Avustralya hükümeti, kabul edilmesi halinde teknoloji ve sosyal medya devlerinin çalışma şeklini büyük ölçüde değiştirebilecek bir yasa tasarısı ile çevrimiçi yanlış bilgilendirmeye karşı bir hareket başlattı. Yanıltıcı ve yanlış bilgi yayılımı konusundaki artan endişeler devam etmesi halinde, yasa, bu tür içerikleri platformlarından kaldırmayan şirketlere ağır cezalar getirilmesini öneriyor.
Cointelegraph’ın haberine göre, Avustralya’nın medya denetçisi olan Avustralya İletişim ve Medya Otoritesi (ACMA), bu önerilen yasada önemli bir rol üstleniyor.
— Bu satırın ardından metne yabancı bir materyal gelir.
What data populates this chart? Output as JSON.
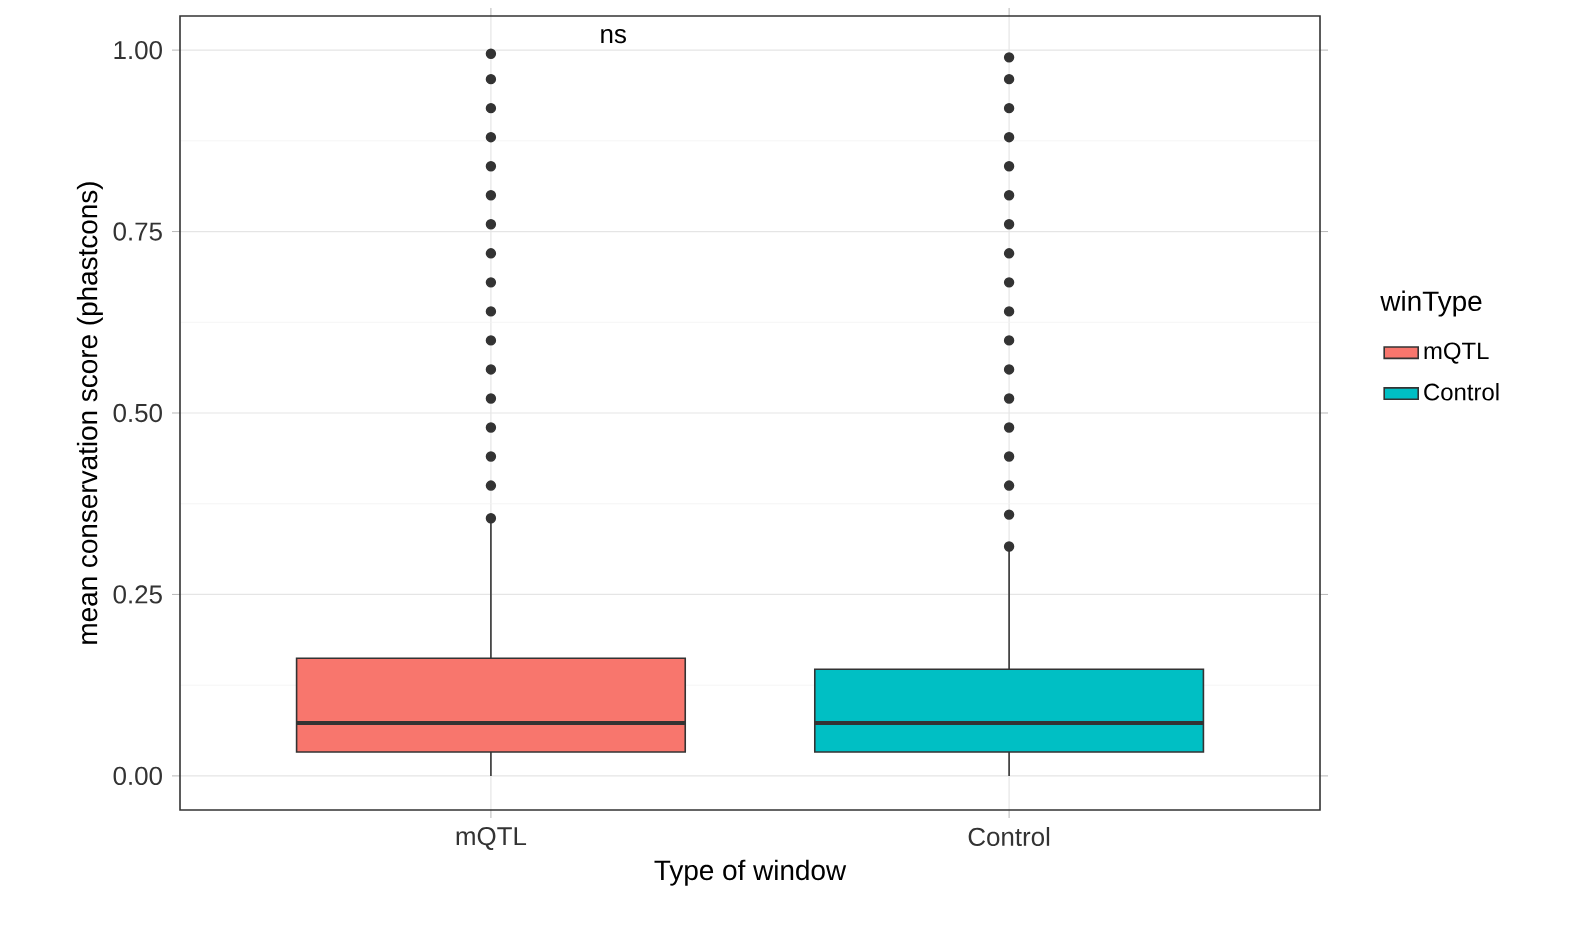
{
  "chart_data": {
    "type": "box",
    "xlabel": "Type of window",
    "ylabel": "mean conservation score (phastcons)",
    "categories": [
      "mQTL",
      "Control"
    ],
    "series": [
      {
        "name": "mQTL",
        "color": "#f8766d",
        "boxes": [
          {
            "low": 0,
            "q1": 0.033,
            "median": 0.073,
            "q3": 0.162,
            "high": 0.35,
            "outliers": [
              0.355,
              0.4,
              0.44,
              0.48,
              0.52,
              0.56,
              0.6,
              0.64,
              0.68,
              0.72,
              0.76,
              0.8,
              0.84,
              0.88,
              0.92,
              0.96,
              0.995
            ]
          },
          null
        ]
      },
      {
        "name": "Control",
        "color": "#00bfc4",
        "boxes": [
          null,
          {
            "low": 0,
            "q1": 0.033,
            "median": 0.073,
            "q3": 0.147,
            "high": 0.31,
            "outliers": [
              0.316,
              0.36,
              0.4,
              0.44,
              0.48,
              0.52,
              0.56,
              0.6,
              0.64,
              0.68,
              0.72,
              0.76,
              0.8,
              0.84,
              0.88,
              0.92,
              0.96,
              0.99
            ]
          }
        ]
      }
    ],
    "ylim": [
      -0.047,
      1.047
    ],
    "yticks": [
      {
        "value": 0,
        "label": "0.00"
      },
      {
        "value": 0.25,
        "label": "0.25"
      },
      {
        "value": 0.5,
        "label": "0.50"
      },
      {
        "value": 0.75,
        "label": "0.75"
      },
      {
        "value": 1,
        "label": "1.00"
      }
    ],
    "grid": true,
    "legend": "right",
    "legend_title": "winType",
    "annotations": [
      "ns"
    ]
  }
}
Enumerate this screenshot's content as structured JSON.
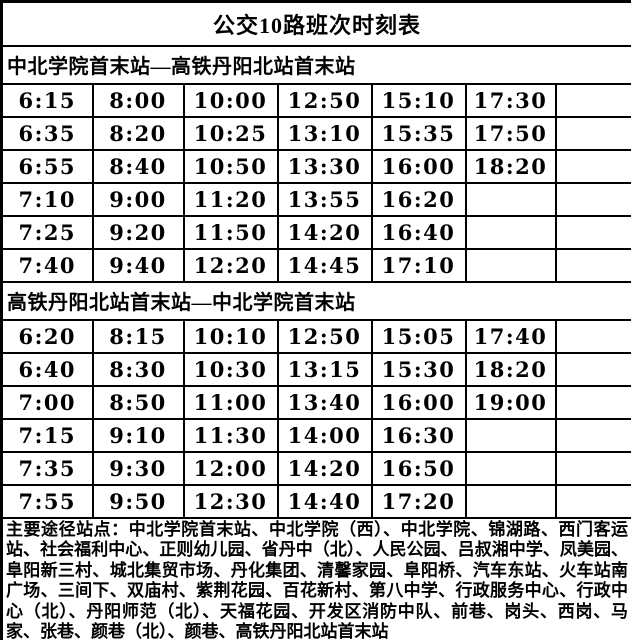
{
  "title": "公交10路班次时刻表",
  "colors": {
    "header_red": "#ff0000",
    "note_blue": "#0000ff",
    "text_black": "#000000",
    "background": "#ffffff"
  },
  "sections": [
    {
      "header": "中北学院首末站—高铁丹阳北站首末站",
      "rows": [
        [
          "6:15",
          "8:00",
          "10:00",
          "12:50",
          "15:10",
          "17:30",
          ""
        ],
        [
          "6:35",
          "8:20",
          "10:25",
          "13:10",
          "15:35",
          "17:50",
          ""
        ],
        [
          "6:55",
          "8:40",
          "10:50",
          "13:30",
          "16:00",
          "18:20",
          ""
        ],
        [
          "7:10",
          "9:00",
          "11:20",
          "13:55",
          "16:20",
          "",
          ""
        ],
        [
          "7:25",
          "9:20",
          "11:50",
          "14:20",
          "16:40",
          "",
          ""
        ],
        [
          "7:40",
          "9:40",
          "12:20",
          "14:45",
          "17:10",
          "",
          ""
        ]
      ]
    },
    {
      "header": "高铁丹阳北站首末站—中北学院首末站",
      "rows": [
        [
          "6:20",
          "8:15",
          "10:10",
          "12:50",
          "15:05",
          "17:40",
          ""
        ],
        [
          "6:40",
          "8:30",
          "10:30",
          "13:15",
          "15:30",
          "18:20",
          ""
        ],
        [
          "7:00",
          "8:50",
          "11:00",
          "13:40",
          "16:00",
          "19:00",
          ""
        ],
        [
          "7:15",
          "9:10",
          "11:30",
          "14:00",
          "16:30",
          "",
          ""
        ],
        [
          "7:35",
          "9:30",
          "12:00",
          "14:20",
          "16:50",
          "",
          ""
        ],
        [
          "7:55",
          "9:50",
          "12:30",
          "14:40",
          "17:20",
          "",
          ""
        ]
      ]
    }
  ],
  "note": "主要途径站点：中北学院首末站、中北学院（西）、中北学院、锦湖路、西门客运站、社会福利中心、正则幼儿园、省丹中（北）、人民公园、吕叔湘中学、凤美园、阜阳新三村、城北集贸市场、丹化集团、清馨家园、阜阳桥、汽车东站、火车站南广场、三间下、双庙村、紫荆花园、百花新村、第八中学、行政服务中心、行政中心（北）、丹阳师范（北）、天福花园、开发区消防中队、前巷、岗头、西岗、马家、张巷、颜巷（北）、颜巷、高铁丹阳北站首末站"
}
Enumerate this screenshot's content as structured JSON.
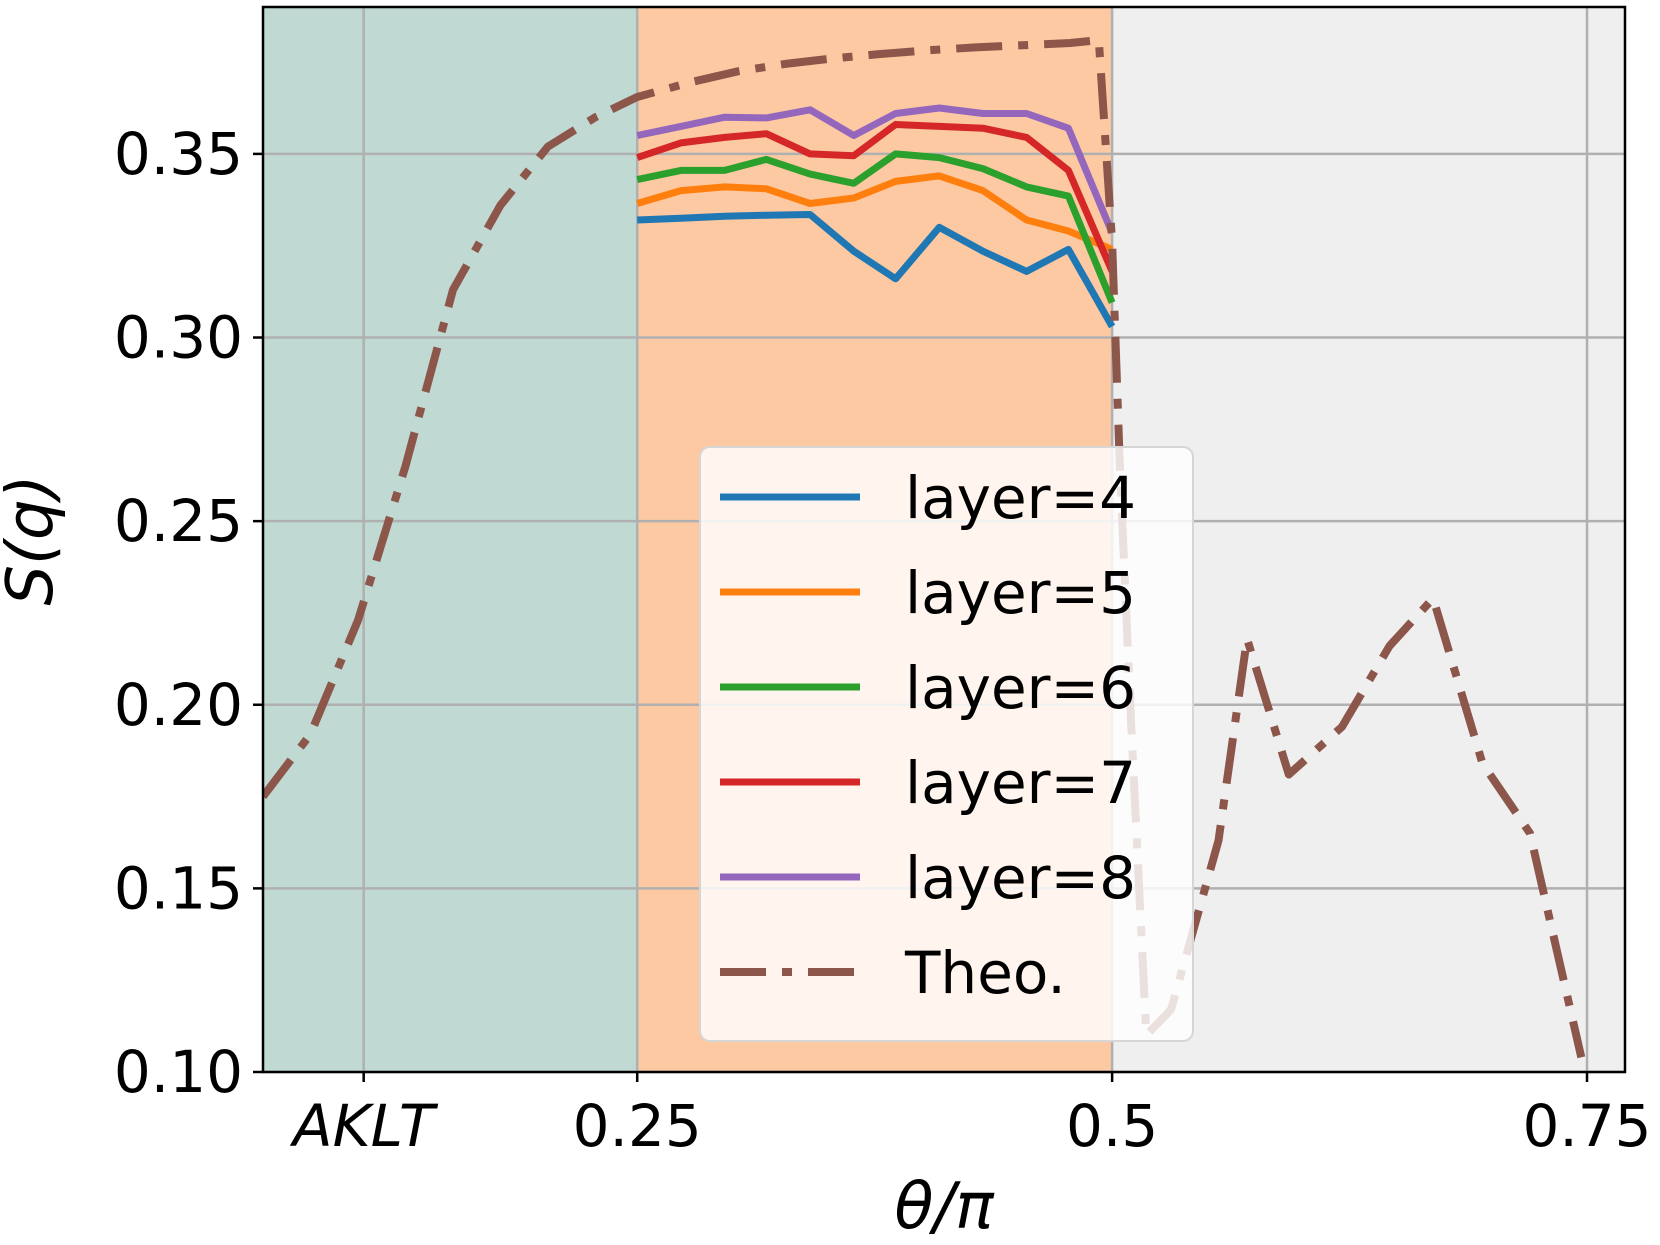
{
  "chart_data": {
    "type": "line",
    "xlabel": "θ/π",
    "ylabel": "S(q)",
    "xlim": [
      0.053,
      0.77
    ],
    "ylim": [
      0.1,
      0.39
    ],
    "x_ticks": [
      {
        "value": 0.106,
        "label": "AKLT",
        "italic": true
      },
      {
        "value": 0.25,
        "label": "0.25"
      },
      {
        "value": 0.5,
        "label": "0.5"
      },
      {
        "value": 0.75,
        "label": "0.75"
      }
    ],
    "y_ticks": [
      {
        "value": 0.1,
        "label": "0.10"
      },
      {
        "value": 0.15,
        "label": "0.15"
      },
      {
        "value": 0.2,
        "label": "0.20"
      },
      {
        "value": 0.25,
        "label": "0.25"
      },
      {
        "value": 0.3,
        "label": "0.30"
      },
      {
        "value": 0.35,
        "label": "0.35"
      }
    ],
    "grid": true,
    "legend_position": "lower-center",
    "regions": [
      {
        "x0": 0.053,
        "x1": 0.25,
        "color": "#c0d9d3"
      },
      {
        "x0": 0.25,
        "x1": 0.5,
        "color": "#fdc9a2"
      },
      {
        "x0": 0.5,
        "x1": 0.77,
        "color": "#efefef"
      }
    ],
    "series": [
      {
        "name": "layer=4",
        "color": "#1f77b4",
        "style": "solid",
        "x": [
          0.25,
          0.273,
          0.296,
          0.318,
          0.341,
          0.364,
          0.386,
          0.409,
          0.432,
          0.455,
          0.477,
          0.5
        ],
        "y": [
          0.332,
          0.3325,
          0.333,
          0.3333,
          0.3335,
          0.3235,
          0.316,
          0.33,
          0.3235,
          0.318,
          0.324,
          0.303
        ]
      },
      {
        "name": "layer=5",
        "color": "#ff7f0e",
        "style": "solid",
        "x": [
          0.25,
          0.273,
          0.296,
          0.318,
          0.341,
          0.364,
          0.386,
          0.409,
          0.432,
          0.455,
          0.477,
          0.5
        ],
        "y": [
          0.3365,
          0.34,
          0.341,
          0.3405,
          0.3365,
          0.338,
          0.3425,
          0.344,
          0.34,
          0.332,
          0.329,
          0.324
        ]
      },
      {
        "name": "layer=6",
        "color": "#2ca02c",
        "style": "solid",
        "x": [
          0.25,
          0.273,
          0.296,
          0.318,
          0.341,
          0.364,
          0.386,
          0.409,
          0.432,
          0.455,
          0.477,
          0.5
        ],
        "y": [
          0.343,
          0.3455,
          0.3455,
          0.3485,
          0.3445,
          0.342,
          0.35,
          0.349,
          0.346,
          0.341,
          0.3385,
          0.3095
        ]
      },
      {
        "name": "layer=7",
        "color": "#d62728",
        "style": "solid",
        "x": [
          0.25,
          0.273,
          0.296,
          0.318,
          0.341,
          0.364,
          0.386,
          0.409,
          0.432,
          0.455,
          0.477,
          0.5
        ],
        "y": [
          0.349,
          0.353,
          0.3545,
          0.3555,
          0.35,
          0.3495,
          0.358,
          0.3575,
          0.357,
          0.3545,
          0.3455,
          0.318
        ]
      },
      {
        "name": "layer=8",
        "color": "#9467bd",
        "style": "solid",
        "x": [
          0.25,
          0.273,
          0.296,
          0.318,
          0.341,
          0.364,
          0.386,
          0.409,
          0.432,
          0.455,
          0.477,
          0.5
        ],
        "y": [
          0.355,
          0.3575,
          0.36,
          0.3598,
          0.362,
          0.355,
          0.361,
          0.3625,
          0.361,
          0.361,
          0.357,
          0.3285
        ]
      },
      {
        "name": "Theo.",
        "color": "#8c564b",
        "style": "dashdot",
        "x": [
          0.053,
          0.078,
          0.103,
          0.128,
          0.153,
          0.178,
          0.203,
          0.228,
          0.25,
          0.278,
          0.303,
          0.328,
          0.353,
          0.378,
          0.403,
          0.428,
          0.453,
          0.478,
          0.493,
          0.5,
          0.504,
          0.51,
          0.518,
          0.531,
          0.556,
          0.571,
          0.593,
          0.621,
          0.646,
          0.669,
          0.695,
          0.72,
          0.747
        ],
        "y": [
          0.175,
          0.192,
          0.223,
          0.265,
          0.313,
          0.336,
          0.352,
          0.36,
          0.3655,
          0.3695,
          0.3725,
          0.3745,
          0.376,
          0.3772,
          0.3782,
          0.379,
          0.3796,
          0.3802,
          0.381,
          0.326,
          0.266,
          0.195,
          0.11,
          0.117,
          0.163,
          0.218,
          0.181,
          0.194,
          0.216,
          0.229,
          0.184,
          0.165,
          0.104
        ]
      }
    ]
  }
}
Taslak yasa, ACMA’ya Google ve Facebook gibi dijital platformlardan yanıltıcı ve yanıltıcı bilgi ile ilgili kayıtları talep etme yetkisi verecek.
Taslak yasanın ayrıntıları, dijital platformların her zaman hazır olmaları ve gerektiğinde yanıltıcı içerik kayıtlarını ACMA’ya teslim etmeleri gerektiğini gösteriyor. Bu adım, dijital çağda büyüyen bir sorun olan yanıltıcı bilgiye doğrudan bir yanıt olarak geldi ve ilk halinde bile sert önlemler alınması dikkat çekti.
Yasanın en dikkat çekici yönlerinden biri, ACMA’nın oluşturabileceği ve uygulayabileceği sektör genelinde bir “uygulama kodu”nun tanıtılması oldu. Bu durum, ACMA’nın Avustralya’da faaliyet gösteren teknoloji devlerinin uyacağı kendi sektör standartlarını belirlemesine olanak sağlayabilir.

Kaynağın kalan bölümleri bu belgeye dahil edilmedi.